Breaking down carbon accounting

carbon accounting

There are many other gases that make up greenhouse gases that are often overlooked,  including water vapor (H2O), methane (CH4), nitrous oxide (N2O), Ozone (O3), etc. They absorb and emit radiation energy, resulting in the greenhouse effect. Carbon footprint is generally measured in carbon dioxide equivalent (CO2e), which is a common unit for GHGs, obtained by multiplying the GHG amount by its global warming potential. Although a common unit allows organizations to be compared, carbon emissions cannot be compared fairly if the size differs. Therefore, it can be useful to transform carbon emissions into normalized metrics, which are called carbon intensities.

It is possible to easily access carbon emissions information of an increasing number of companies. However, GHGs are a raw indicator subject to uncertainty at the company level. To provide a common monitoring basis that can be used by states and companies, and to limit the measurement gap, the Greenhouse Gas Protocol (GHGP) classifies a company’s greenhouse gas emissions in three scopes: 

Scope 1 refers to direct GHG emissions occurring from sources that are owned or controlled by the company.

Scope 2 includes indirect greenhouse gas emissions from the consumption of purchased electricity, heat, or steam. Scope 2 emissions can be computed using the energy mix of the country (location-based) or the energy mix of the utility company supplying the electricity (market-based).

Scope 3 are other indirect emissions, such as the extraction and production of purchased materials and fuels, transport-related activities in vehicles not owned or controlled by the reporting entity, and electricity-related activities not covered in Scope 2. 

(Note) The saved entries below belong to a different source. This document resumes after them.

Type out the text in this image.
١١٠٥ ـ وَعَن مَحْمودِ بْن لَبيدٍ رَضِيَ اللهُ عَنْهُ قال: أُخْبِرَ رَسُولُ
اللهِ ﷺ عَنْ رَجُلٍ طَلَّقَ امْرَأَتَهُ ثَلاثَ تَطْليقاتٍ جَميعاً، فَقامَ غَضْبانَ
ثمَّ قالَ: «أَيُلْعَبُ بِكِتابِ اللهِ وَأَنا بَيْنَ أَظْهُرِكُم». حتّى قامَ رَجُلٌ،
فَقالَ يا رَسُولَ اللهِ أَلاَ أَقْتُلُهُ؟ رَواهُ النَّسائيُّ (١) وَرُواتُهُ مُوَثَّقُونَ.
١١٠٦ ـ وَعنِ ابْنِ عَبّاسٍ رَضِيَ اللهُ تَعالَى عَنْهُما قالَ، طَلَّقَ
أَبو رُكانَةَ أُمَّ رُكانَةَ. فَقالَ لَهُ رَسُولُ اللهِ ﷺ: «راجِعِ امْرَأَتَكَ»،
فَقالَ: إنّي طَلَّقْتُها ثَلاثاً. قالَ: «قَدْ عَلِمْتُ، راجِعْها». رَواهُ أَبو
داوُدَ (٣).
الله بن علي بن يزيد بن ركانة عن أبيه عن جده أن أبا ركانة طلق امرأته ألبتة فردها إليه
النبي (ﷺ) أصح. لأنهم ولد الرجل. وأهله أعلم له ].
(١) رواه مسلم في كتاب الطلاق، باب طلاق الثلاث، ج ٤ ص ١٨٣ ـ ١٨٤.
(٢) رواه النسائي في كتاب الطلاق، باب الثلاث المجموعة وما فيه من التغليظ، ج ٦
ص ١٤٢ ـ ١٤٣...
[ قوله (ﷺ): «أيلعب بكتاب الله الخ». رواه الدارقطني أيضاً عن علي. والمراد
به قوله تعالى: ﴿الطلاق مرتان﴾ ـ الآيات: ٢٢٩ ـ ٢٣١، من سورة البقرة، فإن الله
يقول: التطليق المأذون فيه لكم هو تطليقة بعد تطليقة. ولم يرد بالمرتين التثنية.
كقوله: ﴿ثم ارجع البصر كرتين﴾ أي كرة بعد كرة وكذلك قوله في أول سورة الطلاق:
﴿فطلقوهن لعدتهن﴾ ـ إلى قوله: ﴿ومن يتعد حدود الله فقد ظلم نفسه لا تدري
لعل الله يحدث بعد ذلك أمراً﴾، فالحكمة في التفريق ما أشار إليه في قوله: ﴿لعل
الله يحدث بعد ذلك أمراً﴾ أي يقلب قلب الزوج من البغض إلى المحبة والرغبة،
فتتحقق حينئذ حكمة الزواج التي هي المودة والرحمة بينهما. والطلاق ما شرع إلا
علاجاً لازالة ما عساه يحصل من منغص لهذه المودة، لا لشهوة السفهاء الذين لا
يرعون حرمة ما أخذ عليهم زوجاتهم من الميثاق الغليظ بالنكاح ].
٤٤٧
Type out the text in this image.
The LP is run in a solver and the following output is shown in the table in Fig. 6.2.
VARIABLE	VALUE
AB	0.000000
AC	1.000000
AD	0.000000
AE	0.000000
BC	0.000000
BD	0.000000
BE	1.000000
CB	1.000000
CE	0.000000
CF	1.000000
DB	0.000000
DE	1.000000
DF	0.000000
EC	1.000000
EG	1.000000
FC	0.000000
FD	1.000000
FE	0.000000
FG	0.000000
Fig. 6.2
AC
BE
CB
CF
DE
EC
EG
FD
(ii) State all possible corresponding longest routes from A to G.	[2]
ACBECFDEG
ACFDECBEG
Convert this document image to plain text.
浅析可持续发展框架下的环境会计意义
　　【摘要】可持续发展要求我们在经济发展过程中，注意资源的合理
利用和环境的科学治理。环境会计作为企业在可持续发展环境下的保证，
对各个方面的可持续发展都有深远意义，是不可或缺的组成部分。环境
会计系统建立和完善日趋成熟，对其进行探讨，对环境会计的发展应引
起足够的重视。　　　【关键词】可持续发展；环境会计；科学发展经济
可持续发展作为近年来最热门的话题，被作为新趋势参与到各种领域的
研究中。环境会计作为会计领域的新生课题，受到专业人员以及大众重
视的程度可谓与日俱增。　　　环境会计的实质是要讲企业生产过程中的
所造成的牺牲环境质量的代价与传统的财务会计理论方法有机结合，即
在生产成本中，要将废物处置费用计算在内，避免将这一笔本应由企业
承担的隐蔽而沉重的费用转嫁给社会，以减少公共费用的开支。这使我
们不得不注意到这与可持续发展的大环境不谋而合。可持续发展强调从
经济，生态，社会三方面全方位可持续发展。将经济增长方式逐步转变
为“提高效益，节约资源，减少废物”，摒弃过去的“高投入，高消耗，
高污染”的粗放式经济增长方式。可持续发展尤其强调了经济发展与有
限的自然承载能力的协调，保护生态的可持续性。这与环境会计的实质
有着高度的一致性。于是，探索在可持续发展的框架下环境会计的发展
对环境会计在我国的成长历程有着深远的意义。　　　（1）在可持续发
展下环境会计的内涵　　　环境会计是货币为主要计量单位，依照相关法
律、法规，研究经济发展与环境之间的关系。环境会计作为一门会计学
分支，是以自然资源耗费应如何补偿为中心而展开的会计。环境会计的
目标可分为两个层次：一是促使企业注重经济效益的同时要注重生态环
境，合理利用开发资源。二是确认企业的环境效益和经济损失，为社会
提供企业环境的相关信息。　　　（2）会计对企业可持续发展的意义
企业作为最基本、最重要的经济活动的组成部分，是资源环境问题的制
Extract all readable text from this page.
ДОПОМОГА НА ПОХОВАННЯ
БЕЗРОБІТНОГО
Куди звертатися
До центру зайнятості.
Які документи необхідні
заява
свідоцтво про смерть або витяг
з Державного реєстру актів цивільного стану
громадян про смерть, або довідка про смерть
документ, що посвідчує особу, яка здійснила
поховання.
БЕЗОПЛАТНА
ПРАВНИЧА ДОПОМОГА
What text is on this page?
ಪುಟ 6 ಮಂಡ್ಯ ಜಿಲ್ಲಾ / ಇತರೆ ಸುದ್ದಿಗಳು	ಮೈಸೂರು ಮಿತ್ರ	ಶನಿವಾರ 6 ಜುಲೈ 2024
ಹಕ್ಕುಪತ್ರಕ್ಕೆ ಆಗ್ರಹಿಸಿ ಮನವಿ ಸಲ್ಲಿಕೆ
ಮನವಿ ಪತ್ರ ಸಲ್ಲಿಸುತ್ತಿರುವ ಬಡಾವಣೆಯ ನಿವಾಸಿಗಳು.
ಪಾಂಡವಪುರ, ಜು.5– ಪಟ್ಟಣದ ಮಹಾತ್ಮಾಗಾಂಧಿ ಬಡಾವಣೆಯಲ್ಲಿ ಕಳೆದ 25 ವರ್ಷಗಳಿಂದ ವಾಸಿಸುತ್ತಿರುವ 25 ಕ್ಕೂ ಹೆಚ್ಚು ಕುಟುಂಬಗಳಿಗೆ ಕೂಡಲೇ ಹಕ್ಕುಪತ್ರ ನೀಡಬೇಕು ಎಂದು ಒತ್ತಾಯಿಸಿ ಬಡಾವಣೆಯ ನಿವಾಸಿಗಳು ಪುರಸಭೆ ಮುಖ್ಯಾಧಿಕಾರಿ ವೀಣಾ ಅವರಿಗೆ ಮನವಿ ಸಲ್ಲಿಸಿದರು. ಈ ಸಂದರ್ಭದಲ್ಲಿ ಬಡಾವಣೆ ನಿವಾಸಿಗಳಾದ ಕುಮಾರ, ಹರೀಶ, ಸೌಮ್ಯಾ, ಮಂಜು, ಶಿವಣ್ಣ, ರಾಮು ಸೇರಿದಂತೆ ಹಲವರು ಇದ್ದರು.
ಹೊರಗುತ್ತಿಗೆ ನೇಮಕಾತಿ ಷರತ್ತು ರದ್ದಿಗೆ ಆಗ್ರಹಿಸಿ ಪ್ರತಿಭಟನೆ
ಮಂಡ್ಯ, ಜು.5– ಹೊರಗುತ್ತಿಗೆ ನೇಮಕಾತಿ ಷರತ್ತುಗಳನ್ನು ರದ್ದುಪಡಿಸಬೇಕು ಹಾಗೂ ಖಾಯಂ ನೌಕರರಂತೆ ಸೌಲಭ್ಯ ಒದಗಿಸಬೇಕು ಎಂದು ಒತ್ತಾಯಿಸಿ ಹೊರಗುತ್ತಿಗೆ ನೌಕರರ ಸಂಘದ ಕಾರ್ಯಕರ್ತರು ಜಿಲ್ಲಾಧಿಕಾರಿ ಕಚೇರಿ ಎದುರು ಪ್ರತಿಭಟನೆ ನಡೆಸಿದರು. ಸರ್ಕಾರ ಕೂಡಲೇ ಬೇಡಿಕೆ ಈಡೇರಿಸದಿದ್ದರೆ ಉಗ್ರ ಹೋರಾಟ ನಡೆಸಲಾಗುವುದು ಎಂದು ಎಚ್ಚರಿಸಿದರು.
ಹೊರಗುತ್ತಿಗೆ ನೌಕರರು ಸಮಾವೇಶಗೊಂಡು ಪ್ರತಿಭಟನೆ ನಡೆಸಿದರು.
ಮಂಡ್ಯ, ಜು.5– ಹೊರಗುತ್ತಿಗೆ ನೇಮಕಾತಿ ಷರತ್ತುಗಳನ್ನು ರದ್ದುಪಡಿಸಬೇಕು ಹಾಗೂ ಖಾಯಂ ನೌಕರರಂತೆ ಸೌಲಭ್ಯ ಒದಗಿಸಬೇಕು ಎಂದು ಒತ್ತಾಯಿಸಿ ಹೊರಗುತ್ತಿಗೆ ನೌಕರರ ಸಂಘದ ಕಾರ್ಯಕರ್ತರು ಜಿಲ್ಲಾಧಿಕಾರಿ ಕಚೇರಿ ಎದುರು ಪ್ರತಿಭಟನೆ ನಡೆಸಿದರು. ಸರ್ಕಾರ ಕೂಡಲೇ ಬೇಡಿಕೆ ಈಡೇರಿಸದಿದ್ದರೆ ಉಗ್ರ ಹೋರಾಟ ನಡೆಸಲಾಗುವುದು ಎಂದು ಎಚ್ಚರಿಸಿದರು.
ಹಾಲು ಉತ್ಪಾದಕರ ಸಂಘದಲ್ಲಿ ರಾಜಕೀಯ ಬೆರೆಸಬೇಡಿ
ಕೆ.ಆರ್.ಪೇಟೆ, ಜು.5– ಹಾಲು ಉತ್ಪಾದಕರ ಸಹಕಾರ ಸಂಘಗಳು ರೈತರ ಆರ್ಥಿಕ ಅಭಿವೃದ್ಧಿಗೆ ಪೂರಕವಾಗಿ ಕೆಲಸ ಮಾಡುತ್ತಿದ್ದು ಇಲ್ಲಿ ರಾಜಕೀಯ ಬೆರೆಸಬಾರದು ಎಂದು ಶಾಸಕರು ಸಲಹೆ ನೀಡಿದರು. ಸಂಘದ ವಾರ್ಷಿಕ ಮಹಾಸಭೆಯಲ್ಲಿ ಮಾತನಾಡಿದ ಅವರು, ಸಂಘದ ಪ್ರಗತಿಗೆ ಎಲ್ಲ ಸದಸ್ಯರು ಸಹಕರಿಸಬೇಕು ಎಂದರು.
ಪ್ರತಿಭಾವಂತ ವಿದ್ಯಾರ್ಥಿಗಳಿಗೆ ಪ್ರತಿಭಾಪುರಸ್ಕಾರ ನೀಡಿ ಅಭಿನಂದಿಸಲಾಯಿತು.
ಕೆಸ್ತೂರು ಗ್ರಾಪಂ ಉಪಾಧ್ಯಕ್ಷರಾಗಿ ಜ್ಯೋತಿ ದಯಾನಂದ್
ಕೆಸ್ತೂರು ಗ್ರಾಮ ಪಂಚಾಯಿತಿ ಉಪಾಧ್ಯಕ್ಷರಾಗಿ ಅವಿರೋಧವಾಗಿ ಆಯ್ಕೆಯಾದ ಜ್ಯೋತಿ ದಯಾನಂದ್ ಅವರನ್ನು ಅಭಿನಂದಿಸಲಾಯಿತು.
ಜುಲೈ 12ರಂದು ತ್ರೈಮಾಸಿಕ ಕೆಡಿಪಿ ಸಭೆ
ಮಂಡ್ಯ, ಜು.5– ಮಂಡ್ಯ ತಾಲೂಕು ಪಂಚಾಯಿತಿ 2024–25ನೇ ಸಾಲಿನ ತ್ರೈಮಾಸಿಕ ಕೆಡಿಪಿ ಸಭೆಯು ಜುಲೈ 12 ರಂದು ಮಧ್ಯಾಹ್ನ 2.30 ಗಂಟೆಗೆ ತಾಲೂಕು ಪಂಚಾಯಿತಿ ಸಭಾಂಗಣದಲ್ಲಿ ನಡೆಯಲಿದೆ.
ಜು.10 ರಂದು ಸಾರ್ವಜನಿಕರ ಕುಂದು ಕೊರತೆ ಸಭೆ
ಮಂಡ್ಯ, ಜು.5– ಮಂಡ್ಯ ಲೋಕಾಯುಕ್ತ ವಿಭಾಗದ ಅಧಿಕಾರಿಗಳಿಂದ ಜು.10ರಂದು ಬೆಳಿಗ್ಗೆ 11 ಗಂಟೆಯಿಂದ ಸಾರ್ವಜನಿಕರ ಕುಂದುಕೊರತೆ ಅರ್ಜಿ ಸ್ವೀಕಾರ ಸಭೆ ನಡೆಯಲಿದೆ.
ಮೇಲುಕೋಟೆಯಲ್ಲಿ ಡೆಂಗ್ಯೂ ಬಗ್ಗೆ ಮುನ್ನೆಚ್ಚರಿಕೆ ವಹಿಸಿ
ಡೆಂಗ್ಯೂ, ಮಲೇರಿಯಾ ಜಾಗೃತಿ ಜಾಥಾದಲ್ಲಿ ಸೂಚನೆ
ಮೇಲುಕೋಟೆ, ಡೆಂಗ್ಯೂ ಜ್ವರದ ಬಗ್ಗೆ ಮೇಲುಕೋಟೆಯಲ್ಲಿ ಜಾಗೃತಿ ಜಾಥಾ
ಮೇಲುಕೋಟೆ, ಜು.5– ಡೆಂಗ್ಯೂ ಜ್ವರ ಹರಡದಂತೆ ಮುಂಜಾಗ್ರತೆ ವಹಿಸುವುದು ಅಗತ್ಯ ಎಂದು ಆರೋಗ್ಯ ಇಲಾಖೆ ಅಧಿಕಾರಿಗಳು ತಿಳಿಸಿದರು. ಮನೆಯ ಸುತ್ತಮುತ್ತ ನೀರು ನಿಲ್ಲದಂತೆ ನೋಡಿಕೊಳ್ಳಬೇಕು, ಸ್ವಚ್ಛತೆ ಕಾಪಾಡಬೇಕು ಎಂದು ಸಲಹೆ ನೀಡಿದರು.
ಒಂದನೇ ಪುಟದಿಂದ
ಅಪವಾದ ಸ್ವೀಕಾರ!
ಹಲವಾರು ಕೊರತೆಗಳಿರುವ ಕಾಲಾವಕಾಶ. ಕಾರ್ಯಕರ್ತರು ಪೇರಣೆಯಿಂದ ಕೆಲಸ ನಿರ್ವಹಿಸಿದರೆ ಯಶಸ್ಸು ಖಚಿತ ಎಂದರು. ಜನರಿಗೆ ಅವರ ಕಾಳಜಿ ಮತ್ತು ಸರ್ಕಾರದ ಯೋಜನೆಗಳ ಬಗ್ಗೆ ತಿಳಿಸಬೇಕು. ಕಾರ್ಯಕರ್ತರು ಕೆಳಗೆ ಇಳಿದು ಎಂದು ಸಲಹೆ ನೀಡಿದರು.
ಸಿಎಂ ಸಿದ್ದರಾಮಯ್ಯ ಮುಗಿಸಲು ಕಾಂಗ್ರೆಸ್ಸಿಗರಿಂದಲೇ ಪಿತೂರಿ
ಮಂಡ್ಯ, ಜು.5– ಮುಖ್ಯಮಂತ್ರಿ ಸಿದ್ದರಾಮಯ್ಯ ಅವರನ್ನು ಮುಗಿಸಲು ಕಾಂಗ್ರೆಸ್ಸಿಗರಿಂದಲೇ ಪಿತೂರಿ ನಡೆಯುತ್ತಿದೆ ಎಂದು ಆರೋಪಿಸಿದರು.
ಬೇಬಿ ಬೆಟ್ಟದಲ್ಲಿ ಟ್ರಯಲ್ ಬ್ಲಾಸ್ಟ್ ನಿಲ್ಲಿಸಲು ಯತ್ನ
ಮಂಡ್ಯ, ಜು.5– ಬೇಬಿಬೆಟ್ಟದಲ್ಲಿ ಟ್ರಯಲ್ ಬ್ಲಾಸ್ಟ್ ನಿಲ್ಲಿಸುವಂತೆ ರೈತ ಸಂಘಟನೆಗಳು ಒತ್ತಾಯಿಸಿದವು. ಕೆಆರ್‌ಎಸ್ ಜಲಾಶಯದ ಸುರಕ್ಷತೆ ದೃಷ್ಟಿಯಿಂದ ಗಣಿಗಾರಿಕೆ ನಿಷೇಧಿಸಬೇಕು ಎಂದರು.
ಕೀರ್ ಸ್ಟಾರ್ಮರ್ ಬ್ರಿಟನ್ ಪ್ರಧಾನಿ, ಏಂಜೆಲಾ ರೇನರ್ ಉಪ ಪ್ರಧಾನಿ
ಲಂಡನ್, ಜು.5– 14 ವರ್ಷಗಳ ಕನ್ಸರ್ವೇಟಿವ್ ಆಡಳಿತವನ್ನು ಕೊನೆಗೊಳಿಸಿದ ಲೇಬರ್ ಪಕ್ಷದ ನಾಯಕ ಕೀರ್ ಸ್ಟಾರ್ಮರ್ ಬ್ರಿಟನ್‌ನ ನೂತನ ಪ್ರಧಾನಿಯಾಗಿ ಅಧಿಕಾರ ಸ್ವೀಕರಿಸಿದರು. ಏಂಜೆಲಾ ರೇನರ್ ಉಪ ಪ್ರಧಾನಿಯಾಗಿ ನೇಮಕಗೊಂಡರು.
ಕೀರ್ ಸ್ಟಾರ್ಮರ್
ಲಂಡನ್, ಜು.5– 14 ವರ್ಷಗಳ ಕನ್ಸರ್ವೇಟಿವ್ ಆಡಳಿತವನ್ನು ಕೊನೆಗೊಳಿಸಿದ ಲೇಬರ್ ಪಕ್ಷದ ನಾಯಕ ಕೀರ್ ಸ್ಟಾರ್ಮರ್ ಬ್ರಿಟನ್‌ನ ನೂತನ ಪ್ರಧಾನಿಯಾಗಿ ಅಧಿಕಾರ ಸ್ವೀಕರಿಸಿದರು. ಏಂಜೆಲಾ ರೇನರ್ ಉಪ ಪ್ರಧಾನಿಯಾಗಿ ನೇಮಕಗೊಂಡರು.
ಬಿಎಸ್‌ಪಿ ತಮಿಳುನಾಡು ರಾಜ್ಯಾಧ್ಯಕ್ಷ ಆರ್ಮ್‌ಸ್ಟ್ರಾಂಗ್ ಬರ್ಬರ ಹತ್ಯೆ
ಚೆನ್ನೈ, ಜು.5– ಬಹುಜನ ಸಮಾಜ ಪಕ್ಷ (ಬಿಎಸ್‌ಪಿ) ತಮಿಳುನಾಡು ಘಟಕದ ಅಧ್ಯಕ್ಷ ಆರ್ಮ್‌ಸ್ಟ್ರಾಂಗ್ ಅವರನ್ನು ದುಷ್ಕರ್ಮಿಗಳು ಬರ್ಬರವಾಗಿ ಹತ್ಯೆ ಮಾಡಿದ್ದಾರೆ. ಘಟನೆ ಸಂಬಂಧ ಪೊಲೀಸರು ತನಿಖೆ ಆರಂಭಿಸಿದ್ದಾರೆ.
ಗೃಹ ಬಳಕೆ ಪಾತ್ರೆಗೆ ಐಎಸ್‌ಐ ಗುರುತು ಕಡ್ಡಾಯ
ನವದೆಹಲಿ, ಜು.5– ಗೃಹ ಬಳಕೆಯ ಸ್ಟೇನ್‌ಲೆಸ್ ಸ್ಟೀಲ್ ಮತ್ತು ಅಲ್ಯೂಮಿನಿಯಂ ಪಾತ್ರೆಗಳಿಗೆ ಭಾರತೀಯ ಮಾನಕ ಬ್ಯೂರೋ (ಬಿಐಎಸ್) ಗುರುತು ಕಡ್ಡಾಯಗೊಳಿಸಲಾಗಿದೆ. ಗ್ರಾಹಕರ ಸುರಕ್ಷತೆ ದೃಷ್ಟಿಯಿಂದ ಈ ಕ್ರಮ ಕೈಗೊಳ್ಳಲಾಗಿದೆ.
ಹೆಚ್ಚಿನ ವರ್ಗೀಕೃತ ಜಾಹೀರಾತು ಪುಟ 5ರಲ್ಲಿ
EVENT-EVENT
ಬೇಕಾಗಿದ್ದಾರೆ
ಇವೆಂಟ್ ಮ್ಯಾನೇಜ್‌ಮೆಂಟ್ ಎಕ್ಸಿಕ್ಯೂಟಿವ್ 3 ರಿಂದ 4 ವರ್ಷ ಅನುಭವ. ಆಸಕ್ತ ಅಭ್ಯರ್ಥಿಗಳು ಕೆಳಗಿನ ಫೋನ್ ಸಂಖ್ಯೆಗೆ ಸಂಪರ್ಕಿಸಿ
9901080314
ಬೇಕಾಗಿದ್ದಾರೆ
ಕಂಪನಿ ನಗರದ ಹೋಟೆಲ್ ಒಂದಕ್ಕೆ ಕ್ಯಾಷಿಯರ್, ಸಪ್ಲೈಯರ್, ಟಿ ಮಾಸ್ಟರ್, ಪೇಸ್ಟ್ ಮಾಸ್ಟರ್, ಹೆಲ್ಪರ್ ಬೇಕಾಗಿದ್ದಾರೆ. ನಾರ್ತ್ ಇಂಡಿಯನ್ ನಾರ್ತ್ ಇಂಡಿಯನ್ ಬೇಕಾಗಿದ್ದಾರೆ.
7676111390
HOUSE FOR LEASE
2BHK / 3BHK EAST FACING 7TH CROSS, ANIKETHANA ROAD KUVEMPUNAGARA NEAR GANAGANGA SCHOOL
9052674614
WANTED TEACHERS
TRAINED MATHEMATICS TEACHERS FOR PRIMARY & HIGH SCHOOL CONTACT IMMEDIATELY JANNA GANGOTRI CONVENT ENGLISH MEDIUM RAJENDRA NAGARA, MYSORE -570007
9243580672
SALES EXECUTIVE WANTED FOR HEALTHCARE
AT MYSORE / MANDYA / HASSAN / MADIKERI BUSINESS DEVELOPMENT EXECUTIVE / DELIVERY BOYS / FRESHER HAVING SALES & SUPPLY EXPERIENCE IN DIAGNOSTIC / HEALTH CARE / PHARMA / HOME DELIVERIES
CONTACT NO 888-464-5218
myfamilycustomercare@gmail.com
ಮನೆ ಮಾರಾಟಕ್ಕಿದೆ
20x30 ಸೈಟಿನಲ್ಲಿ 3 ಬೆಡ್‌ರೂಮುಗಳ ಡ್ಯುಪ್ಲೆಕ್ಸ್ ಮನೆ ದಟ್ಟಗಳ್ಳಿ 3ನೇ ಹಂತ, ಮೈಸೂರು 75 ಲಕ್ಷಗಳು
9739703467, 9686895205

How to measure them quantitatively?

Three methodologies are available for carbon inventory. The GHG protocol was established in 1998 by the World Business Council for Sustainable Development (WBCSD) and the World Resources Institutes (WRI) in partnership with companies, NGOs, and State representatives. This served as the basis for ISO 14064-1:2006, which was set up by the  ISO/TC207 “environmental management” technical committee and outlines the principles and procedures for quantification and reporting on greenhouse gas emissions and their eradication for organizations. The goal of this technical reference is to assist users in applying the ISO 14064-1 standard by providing guidelines and examples to facilitate transparency in the quantification and reduction of GHG emissions in businesses, as well as in the preparation of reports. It also includes a list of the emission categories that fall under each scope. Lastly, in 2004, ADEME developed the Bilan Carbone, a methodology for estimating greenhouse gas emissions for organizations. The Bilan Carbone® technique accounts for all IPCC-defined greenhouse gases in all physical flows that the organization cannot function without. As a result, this method enables businesses and territorial entities to conduct a global evaluation of GHG emissions, both direct and indirect.